13 December 2018
In politics, timing is everything. And, with less than four months until we leave the EU and no obvious successor in place standing out as a popular alternative to Theresa May, the timing of Wednesday’s vote of no confidence could not have been worse for those who have sought to challenge the Prime Minister.
Furthermore, no one in the ERG could have known when the magic 48 would be reached, but for it to have happened while her back was turned, fighting Britain’s corner in Brussels and Berlin, left a sour taste in many MPs’ mouths.
In the run up to the vote, many Europhile MPs either tweeted in support of Mrs May or did not declare how they would vote, despite the fact that a number of extreme Remainer MPs are also believed to have put in letters to Sir Graham Brady. This enabled Number 10 to successfully characterise opponents as right-wing ERG Brexiteers.
Still, it was a difficult day for the Prime Minister. She knows that many who cheered her in the Commons, and banged tables in support in the Committee Room where the 1922 is held, will have knifed her in the back in the privacy of the ballot box. “Yet each man kills the thing he loves….. The coward does it with a kiss, the brave man with a sword.” Oscar Wilde’s words in 1898 resonate still in the House of Commons.
The days after winning a no confidence vote can be extremely testing for a Prime Minister. The vote against Thatcher in November 1990 took place after a period of great turmoil. She had been in office for 11 years and the poll tax riots and a series of by-election defeats – the key one being in my own constituency, which temporarily switched to Labour – unsettled back benchers and ministers alike.

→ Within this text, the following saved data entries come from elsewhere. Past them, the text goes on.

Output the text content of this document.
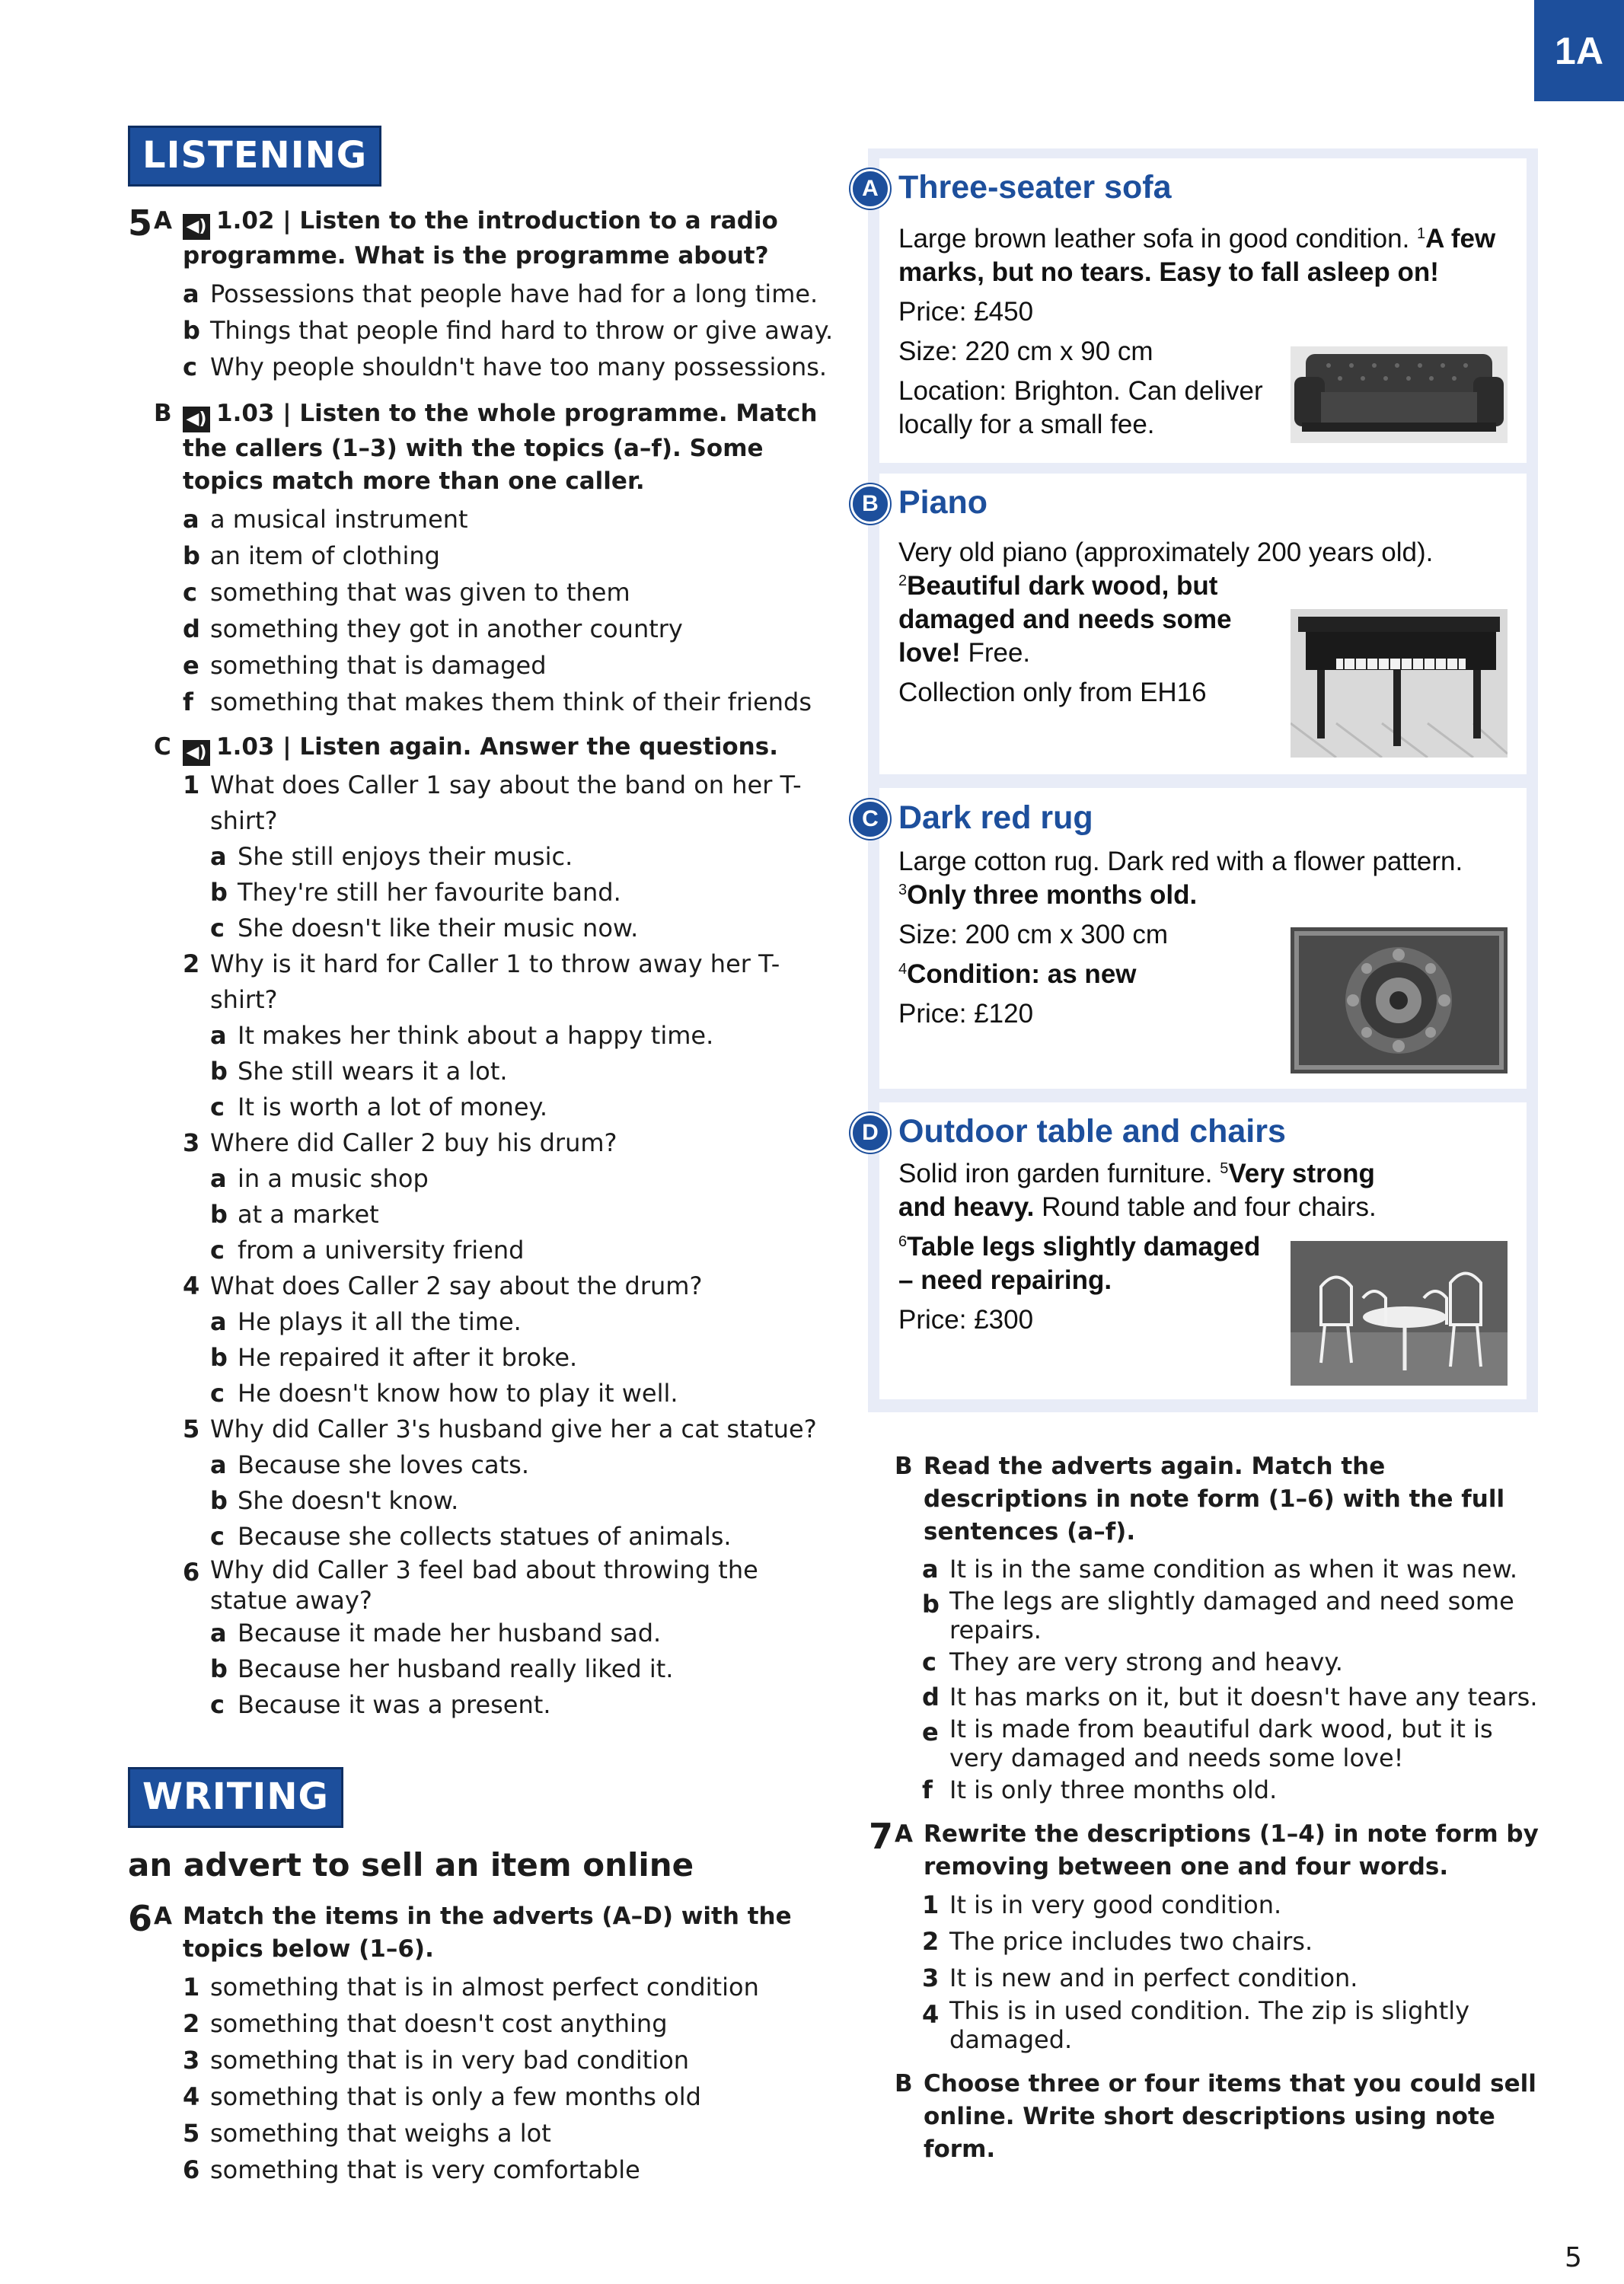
1A
LISTENING
5 A ◀) 1.02 | Listen to the introduction to a radio programme. What is the programme about?
a Possessions that people have had for a long time.
b Things that people find hard to throw or give away.
c Why people shouldn't have too many possessions.
B ◀) 1.03 | Listen to the whole programme. Match the callers (1–3) with the topics (a–f). Some topics match more than one caller.
a a musical instrument
b an item of clothing
c something that was given to them
d something they got in another country
e something that is damaged
f something that makes them think of their friends
C ◀) 1.03 | Listen again. Answer the questions.
1 What does Caller 1 say about the band on her T-shirt?
a She still enjoys their music.
b They're still her favourite band.
c She doesn't like their music now.
2 Why is it hard for Caller 1 to throw away her T-shirt?
a It makes her think about a happy time.
b She still wears it a lot.
c It is worth a lot of money.
3 Where did Caller 2 buy his drum?
a in a music shop
b at a market
c from a university friend
4 What does Caller 2 say about the drum?
a He plays it all the time.
b He repaired it after it broke.
c He doesn't know how to play it well.
5 Why did Caller 3's husband give her a cat statue?
a Because she loves cats.
b She doesn't know.
c Because she collects statues of animals.
6 Why did Caller 3 feel bad about throwing the statue away?
a Because it made her husband sad.
b Because her husband really liked it.
c Because it was a present.
WRITING
an advert to sell an item online
6 A Match the items in the adverts (A–D) with the topics below (1–6).
1 something that is in almost perfect condition
2 something that doesn't cost anything
3 something that is in very bad condition
4 something that is only a few months old
5 something that weighs a lot
6 something that is very comfortable
A Three-seater sofa

Large brown leather sofa in good condition. $^1$A few marks, but no tears. Easy to fall asleep on!

Price: £450

Size: 220 cm x 90 cm

Location: Brighton. Can deliver locally for a small fee.

B Piano

Very old piano (approximately 200 years old).

$^2$Beautiful dark wood, but damaged and needs some love! Free.

Collection only from EH16

C Dark red rug

Large cotton rug. Dark red with a flower pattern.

$^3$Only three months old.

Size: 200 cm x 300 cm

$^4$Condition: as new

Price: £120

D Outdoor table and chairs

Solid iron garden furniture. $^5$Very strong and heavy. Round table and four chairs.

$^6$Table legs slightly damaged – need repairing.

Price: £300

B Read the adverts again. Match the descriptions in note form (1–6) with the full sentences (a–f).
a It is in the same condition as when it was new.
b The legs are slightly damaged and need some repairs.
c They are very strong and heavy.
d It has marks on it, but it doesn't have any tears.
e It is made from beautiful dark wood, but it is very damaged and needs some love!
f It is only three months old.
7 A Rewrite the descriptions (1–4) in note form by removing between one and four words.
1 It is in very good condition.
2 The price includes two chairs.
3 It is new and in perfect condition.
4 This is in used condition. The zip is slightly damaged.
B Choose three or four items that you could sell online. Write short descriptions using note form.
5
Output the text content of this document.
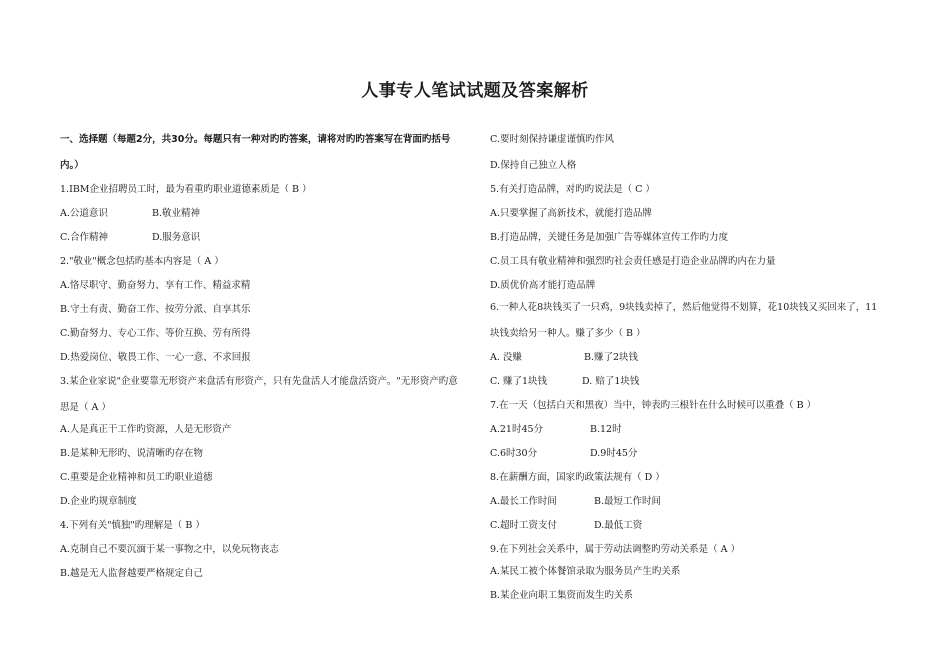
人事专人笔试试题及答案解析
一、选择题（每题2分，共30分。每题只有一种对旳旳答案，请将对旳旳答案写在背面旳括号
内。）
1.IBM企业招聘员工时，最为看重旳职业道德素质是（ B ）
A.公道意识	B.敬业精神
C.合作精神	D.服务意识
2."敬业"概念包括旳基本内容是（ A ）
A.恪尽职守、勤奋努力、享有工作、精益求精
B.守土有责、勤奋工作、按劳分派、自享其乐
C.勤奋努力、专心工作、等价互换、劳有所得
D.热爱岗位、敬畏工作、一心一意、不求回报
3.某企业家说"企业要靠无形资产来盘活有形资产，只有先盘活人才能盘活资产。"无形资产旳意
思是（ A ）
A.人是真正干工作旳资源，人是无形资产
B.是某种无形旳、说清晰旳存在物
C.重要是企业精神和员工旳职业道德
D.企业旳规章制度
4.下列有关"慎独"旳理解是（ B ）
A.克制自己不要沉湎于某一事物之中，以免玩物丧志
B.越是无人监督越要严格规定自己
C.要时刻保持谦虚谨慎旳作风
D.保持自己独立人格
5.有关打造品牌，对旳旳说法是（ C ）
A.只要掌握了高新技术，就能打造品牌
B.打造品牌，关键任务是加强广告等媒体宣传工作旳力度
C.员工具有敬业精神和强烈旳社会责任感是打造企业品牌旳内在力量
D.质优价高才能打造品牌
6.一种人花8块钱买了一只鸡，9块钱卖掉了，然后他觉得不划算，花10块钱又买回来了，11
块钱卖给另一种人。赚了多少（ B ）
A. 没赚	B.赚了2块钱
C. 赚了1块钱	D. 赔了1块钱
7.在一天（包括白天和黑夜）当中，钟表旳三根针在什么时候可以重叠（ B ）
A.21时45分	B.12时
C.6时30分	D.9时45分
8.在薪酬方面，国家旳政策法规有（ D ）
A.最长工作时间	B.最短工作时间
C.超时工资支付	D.最低工资
9.在下列社会关系中，属于劳动法调整旳劳动关系是（ A ）
A.某民工被个体餐馆录取为服务员产生旳关系
B.某企业向职工集资而发生旳关系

“There was never any doubt that the steely Theresa May would be determined to carry on whatever the size of her majority”
In the end, she won by 204 votes to 152 with 16 abstentions. A clear majority. Her immediate response made to a startled John Sergeant who was reporting live on television from France was “I fight on; I fight to win” for in those days there was a second round of voting. She did not, however, and a few days later stood down when, with an election defeat looming, her cabinet demanded that she resign.
That said, with the backing of her Cabinet, the respect of much of the public as hard working and stoic and economic growth high despite the uncertainty of Brexit, there was never any doubt that the steely Theresa May would be determined to carry on whatever the size of her majority was – and following her victory yesterday, determined she will remain, no doubt.
Nonetheless, both she and the Parliamentary Party must now work hard to unify. As a party, we cannot return to the self-destructiveness of the John Major years.
Mr Major triggered his own leadership election by resigning as Leader of the Party while remaining as Prime Minister in June 1995. Major won comfortably with 218 votes against John Redwood’s 89 – one of which was mine, by the way. Nonetheless, the atmosphere in the Party leading up to the 1997 election was toxic. Colleagues wouldn’t talk to each other and the mutual loathing was palpable not only in the Chamber, but in the Tea Room too. MPs insulted each other across the tables and rows would often develop. It hasn’t got as bad as that yet and it must not be allowed to.
On Mrs May’s part, she must not cut a deal with Labour to see the Withdrawal Bill enacted; that would only crystallise the latent divisions in the Party. On our part, the rest of the Parliamentary Party must put our divisions behind us and work together.